Teraz do mnie dotarło, że naprawdę muszę uciekać.
Szybko się więc podniosłam i zaczęłam pędzić przed siebie. Uciekałam tam gdzie zawsze pojawiałam się po teleportacji do akademii.
W pewnym momencie popatrzyłam się za siebie i zobaczyłam, że biegnie za mną Golarz Filip. Pomimo iż byłam już zmęczona to przyśpieszyłam aby mnie nie złapał.

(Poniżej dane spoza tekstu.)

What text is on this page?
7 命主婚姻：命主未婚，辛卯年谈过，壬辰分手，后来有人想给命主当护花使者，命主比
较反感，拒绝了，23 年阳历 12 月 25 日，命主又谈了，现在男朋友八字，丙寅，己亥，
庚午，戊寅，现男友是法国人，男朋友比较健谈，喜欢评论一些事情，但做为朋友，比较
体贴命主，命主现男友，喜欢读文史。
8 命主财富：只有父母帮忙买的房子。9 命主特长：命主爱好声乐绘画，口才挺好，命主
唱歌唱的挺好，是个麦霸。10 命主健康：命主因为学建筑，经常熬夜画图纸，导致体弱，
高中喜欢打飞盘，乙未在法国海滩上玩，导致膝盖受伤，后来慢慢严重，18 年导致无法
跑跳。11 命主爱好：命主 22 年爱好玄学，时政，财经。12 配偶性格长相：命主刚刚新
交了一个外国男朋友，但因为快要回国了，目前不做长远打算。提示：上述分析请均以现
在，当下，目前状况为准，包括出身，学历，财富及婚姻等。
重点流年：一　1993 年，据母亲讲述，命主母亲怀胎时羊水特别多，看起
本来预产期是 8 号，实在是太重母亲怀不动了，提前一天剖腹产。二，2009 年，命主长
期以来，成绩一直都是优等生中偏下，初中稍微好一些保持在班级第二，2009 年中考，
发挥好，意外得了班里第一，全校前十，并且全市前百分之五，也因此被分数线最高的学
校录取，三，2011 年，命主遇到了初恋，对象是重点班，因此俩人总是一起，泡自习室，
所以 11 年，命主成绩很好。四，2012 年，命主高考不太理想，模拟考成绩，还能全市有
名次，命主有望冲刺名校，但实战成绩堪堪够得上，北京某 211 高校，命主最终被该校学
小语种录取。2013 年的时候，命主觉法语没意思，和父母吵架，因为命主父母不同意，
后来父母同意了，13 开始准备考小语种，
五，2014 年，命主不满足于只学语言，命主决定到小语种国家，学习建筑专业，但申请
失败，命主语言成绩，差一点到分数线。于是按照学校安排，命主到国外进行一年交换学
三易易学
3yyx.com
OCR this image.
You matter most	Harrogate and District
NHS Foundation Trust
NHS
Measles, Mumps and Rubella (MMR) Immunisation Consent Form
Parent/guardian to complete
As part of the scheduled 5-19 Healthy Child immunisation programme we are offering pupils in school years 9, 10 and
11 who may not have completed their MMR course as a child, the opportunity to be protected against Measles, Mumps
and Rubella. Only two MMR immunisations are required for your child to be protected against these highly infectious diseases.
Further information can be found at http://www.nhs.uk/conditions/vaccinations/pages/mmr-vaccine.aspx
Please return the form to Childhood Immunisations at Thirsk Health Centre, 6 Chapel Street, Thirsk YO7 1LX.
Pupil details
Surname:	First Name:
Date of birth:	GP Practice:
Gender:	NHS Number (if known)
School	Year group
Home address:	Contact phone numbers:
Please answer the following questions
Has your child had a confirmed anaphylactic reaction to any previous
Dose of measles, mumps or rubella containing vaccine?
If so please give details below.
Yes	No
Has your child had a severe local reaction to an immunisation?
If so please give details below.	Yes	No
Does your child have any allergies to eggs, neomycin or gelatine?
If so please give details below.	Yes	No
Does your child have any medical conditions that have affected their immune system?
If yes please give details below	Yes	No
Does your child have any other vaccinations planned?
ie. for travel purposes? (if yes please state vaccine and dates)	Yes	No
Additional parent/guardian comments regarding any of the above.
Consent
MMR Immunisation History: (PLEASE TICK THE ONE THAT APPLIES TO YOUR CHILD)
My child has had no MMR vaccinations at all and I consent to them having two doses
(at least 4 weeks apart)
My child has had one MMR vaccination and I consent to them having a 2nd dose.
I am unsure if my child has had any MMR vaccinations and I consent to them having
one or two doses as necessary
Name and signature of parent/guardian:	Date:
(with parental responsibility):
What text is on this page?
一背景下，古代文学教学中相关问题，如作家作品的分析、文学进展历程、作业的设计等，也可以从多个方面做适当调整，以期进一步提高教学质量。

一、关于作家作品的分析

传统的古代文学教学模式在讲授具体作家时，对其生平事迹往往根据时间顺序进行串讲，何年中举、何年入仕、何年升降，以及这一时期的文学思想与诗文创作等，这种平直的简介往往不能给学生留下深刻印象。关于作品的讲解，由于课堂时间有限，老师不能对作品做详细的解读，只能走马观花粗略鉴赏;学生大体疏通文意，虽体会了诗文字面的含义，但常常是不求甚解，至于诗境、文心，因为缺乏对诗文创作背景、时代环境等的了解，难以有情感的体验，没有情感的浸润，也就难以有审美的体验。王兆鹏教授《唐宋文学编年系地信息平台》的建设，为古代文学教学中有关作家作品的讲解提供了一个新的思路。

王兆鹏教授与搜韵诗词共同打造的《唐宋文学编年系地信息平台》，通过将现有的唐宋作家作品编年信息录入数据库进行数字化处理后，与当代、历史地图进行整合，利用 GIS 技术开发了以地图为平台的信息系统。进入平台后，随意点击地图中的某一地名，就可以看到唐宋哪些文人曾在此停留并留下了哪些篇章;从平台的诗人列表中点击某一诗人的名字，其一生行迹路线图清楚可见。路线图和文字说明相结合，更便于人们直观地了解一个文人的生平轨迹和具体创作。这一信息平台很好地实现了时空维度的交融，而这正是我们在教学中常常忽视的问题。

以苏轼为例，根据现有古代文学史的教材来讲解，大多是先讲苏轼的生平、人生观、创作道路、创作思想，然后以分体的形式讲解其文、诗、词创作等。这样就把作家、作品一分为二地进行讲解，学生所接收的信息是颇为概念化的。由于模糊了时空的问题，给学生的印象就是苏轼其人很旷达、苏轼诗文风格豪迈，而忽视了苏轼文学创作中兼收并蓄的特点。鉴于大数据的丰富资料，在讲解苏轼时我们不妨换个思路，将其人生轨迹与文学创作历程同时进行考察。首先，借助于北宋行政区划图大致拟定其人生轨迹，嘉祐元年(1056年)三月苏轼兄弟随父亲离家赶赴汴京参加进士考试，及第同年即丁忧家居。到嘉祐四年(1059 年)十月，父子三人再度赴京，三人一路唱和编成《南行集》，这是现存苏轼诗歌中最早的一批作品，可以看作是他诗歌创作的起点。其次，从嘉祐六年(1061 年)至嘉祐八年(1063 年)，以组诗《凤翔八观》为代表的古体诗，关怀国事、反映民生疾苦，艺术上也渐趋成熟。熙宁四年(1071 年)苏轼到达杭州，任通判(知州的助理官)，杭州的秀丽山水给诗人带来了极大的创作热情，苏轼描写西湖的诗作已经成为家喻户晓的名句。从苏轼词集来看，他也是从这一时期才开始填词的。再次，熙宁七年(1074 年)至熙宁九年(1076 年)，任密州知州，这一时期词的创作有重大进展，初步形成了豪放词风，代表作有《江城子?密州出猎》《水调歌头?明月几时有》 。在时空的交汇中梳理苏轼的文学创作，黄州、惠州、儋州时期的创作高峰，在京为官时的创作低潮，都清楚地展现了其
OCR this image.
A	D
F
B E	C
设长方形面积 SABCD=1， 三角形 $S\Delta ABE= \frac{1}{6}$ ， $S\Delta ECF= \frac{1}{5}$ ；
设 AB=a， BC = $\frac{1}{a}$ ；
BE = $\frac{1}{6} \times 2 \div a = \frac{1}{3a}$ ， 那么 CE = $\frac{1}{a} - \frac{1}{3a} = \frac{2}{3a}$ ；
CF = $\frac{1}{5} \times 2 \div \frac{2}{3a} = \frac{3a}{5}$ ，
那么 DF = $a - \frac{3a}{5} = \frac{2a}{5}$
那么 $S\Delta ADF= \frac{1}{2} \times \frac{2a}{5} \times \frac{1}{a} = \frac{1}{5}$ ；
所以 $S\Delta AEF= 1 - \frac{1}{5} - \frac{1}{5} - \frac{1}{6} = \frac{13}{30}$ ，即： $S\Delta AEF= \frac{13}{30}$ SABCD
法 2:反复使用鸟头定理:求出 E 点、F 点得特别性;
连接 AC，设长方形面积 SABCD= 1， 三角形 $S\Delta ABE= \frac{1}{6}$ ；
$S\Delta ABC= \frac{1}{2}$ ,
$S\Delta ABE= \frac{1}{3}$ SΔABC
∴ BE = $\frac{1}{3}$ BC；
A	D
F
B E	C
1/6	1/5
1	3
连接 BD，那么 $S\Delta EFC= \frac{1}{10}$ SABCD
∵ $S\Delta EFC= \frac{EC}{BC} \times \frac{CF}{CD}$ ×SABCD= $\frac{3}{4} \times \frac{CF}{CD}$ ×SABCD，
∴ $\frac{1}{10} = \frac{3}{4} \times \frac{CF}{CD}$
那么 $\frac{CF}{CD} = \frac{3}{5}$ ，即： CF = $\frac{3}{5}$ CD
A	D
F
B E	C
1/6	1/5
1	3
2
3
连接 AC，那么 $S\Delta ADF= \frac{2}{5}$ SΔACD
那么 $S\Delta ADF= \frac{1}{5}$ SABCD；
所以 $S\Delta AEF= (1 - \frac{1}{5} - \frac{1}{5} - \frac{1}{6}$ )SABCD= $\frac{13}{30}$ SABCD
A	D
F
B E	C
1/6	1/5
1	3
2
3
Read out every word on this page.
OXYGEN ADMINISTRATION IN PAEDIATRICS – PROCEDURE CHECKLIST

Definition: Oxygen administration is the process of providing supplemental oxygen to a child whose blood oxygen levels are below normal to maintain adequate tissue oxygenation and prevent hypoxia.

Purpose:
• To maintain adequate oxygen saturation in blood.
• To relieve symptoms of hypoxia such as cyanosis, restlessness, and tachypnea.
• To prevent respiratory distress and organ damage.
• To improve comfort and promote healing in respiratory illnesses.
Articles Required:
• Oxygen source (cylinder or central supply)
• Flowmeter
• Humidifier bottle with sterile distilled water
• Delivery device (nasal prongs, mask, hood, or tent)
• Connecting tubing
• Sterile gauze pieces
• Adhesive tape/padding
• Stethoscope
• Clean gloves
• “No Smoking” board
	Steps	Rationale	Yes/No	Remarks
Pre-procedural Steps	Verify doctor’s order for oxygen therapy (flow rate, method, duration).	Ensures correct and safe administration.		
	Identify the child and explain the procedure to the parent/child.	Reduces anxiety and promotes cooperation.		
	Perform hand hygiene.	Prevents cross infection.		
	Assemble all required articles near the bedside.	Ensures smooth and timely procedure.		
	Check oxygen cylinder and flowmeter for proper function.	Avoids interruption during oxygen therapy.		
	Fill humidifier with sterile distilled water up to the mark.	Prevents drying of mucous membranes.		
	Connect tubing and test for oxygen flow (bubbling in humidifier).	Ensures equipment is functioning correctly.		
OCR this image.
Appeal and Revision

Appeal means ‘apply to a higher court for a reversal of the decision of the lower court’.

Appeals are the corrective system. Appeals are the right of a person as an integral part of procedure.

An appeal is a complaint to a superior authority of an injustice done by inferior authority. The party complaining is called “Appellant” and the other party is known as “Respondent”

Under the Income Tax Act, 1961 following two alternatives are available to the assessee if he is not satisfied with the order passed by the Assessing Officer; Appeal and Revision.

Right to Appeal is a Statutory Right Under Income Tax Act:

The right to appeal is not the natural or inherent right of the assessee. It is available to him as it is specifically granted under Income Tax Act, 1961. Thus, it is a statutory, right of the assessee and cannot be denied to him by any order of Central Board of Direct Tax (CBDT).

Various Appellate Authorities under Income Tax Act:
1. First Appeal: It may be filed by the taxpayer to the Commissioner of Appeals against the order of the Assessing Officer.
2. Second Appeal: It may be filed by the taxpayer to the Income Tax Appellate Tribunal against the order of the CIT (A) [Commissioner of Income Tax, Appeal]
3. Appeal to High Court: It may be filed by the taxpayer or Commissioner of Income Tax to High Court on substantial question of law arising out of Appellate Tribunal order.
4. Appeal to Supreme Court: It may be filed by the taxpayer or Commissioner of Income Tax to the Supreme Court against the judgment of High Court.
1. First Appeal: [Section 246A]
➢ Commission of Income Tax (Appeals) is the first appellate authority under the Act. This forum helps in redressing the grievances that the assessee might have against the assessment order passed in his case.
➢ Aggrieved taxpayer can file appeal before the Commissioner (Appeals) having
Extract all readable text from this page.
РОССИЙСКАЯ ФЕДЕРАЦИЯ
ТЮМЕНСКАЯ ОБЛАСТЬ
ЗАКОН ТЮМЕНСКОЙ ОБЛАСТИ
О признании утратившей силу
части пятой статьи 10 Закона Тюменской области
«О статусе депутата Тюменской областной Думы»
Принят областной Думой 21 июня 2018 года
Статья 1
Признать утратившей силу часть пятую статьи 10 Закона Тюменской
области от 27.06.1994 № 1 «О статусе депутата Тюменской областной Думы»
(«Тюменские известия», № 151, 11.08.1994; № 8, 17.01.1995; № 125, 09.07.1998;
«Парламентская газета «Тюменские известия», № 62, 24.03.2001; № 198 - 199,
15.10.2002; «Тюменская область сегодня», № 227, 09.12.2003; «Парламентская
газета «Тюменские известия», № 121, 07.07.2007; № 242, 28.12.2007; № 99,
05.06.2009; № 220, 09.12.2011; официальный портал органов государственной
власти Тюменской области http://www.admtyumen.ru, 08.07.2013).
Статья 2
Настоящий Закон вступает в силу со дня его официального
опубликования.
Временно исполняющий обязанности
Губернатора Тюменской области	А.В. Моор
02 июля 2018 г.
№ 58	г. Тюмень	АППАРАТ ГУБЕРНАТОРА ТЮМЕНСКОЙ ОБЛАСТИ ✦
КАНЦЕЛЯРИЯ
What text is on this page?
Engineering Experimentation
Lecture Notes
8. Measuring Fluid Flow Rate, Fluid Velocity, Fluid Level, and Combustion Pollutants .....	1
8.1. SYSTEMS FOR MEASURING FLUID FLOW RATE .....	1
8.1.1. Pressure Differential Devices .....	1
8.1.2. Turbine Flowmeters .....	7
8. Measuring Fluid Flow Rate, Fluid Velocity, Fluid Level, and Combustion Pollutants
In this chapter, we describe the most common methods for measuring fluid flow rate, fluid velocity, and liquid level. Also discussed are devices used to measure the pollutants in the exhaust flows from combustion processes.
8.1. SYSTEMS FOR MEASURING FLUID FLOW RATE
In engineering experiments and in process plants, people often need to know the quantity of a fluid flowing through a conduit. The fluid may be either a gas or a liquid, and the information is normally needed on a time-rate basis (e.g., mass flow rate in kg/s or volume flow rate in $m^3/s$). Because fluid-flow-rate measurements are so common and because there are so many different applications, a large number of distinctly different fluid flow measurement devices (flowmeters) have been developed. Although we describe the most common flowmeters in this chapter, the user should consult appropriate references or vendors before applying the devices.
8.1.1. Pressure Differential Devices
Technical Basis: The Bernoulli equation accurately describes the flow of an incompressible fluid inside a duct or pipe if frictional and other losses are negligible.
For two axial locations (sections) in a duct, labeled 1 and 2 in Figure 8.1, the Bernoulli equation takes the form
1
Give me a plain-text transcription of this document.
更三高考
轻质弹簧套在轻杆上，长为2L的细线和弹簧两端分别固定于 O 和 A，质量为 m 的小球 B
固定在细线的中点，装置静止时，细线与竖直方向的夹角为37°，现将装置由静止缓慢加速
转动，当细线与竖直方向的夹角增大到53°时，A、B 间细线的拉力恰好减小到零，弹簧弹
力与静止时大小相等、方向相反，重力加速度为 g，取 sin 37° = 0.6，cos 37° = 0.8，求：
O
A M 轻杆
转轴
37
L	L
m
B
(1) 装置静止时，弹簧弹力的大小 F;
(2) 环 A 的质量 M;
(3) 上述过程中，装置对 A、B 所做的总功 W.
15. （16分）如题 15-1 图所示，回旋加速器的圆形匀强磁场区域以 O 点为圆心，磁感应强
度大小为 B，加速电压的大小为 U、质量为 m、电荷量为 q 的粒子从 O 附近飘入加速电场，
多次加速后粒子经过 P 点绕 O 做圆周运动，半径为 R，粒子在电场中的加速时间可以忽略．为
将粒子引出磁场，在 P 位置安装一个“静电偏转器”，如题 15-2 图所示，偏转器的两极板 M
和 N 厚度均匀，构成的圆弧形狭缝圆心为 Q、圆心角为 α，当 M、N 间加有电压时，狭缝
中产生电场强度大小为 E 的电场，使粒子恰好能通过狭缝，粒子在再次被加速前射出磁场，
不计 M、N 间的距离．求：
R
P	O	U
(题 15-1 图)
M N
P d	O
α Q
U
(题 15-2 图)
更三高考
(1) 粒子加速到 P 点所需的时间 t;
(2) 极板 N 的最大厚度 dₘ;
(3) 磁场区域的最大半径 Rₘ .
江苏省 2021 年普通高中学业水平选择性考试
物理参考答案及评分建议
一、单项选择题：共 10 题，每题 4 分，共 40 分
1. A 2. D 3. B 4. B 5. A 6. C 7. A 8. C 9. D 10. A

Gdy dobiegłam na miejsce szybko stanęłam na wyznaczonym miejscu i obraz przed oczami zaczął mi się rozmazywać. Ostatnie co usłyszałam to krzyk mężczyzny.
***
Albert
Siedziałem na metalowej ławce w jakimś pomieszczeniu które wyglądało jak piwnica. Do swojej ręki miałam przyczepione jakieś kable. Nie mogłem myśleć. Musiałem być posłuszny Panu.
Gdy tak siedziałem, usłyszałem, że ktoś otwiera drzwi...
- Albert to ty! - Ucieszył się Vincent.
Spojrzałem na mężczyznę.
- Jesteś. Wrogiem. - Powiedziałem mechanicznym głosem - Nie. Mogę. Z. Tobą. Iść.
- Albert... Ada cię potrzebuje... Martwi się o ciebie...
I wtedy poczułem, że zaczynam myśleć.
Poruszyłem delikatnie i ledwo widocznie palcami a potem przekręciłem lekko głowę w stronę kabli podłączonych do mojego ramienia. Całą swoją siłą podniosłem drugą rękę i wyrwałem je z mojego ciała.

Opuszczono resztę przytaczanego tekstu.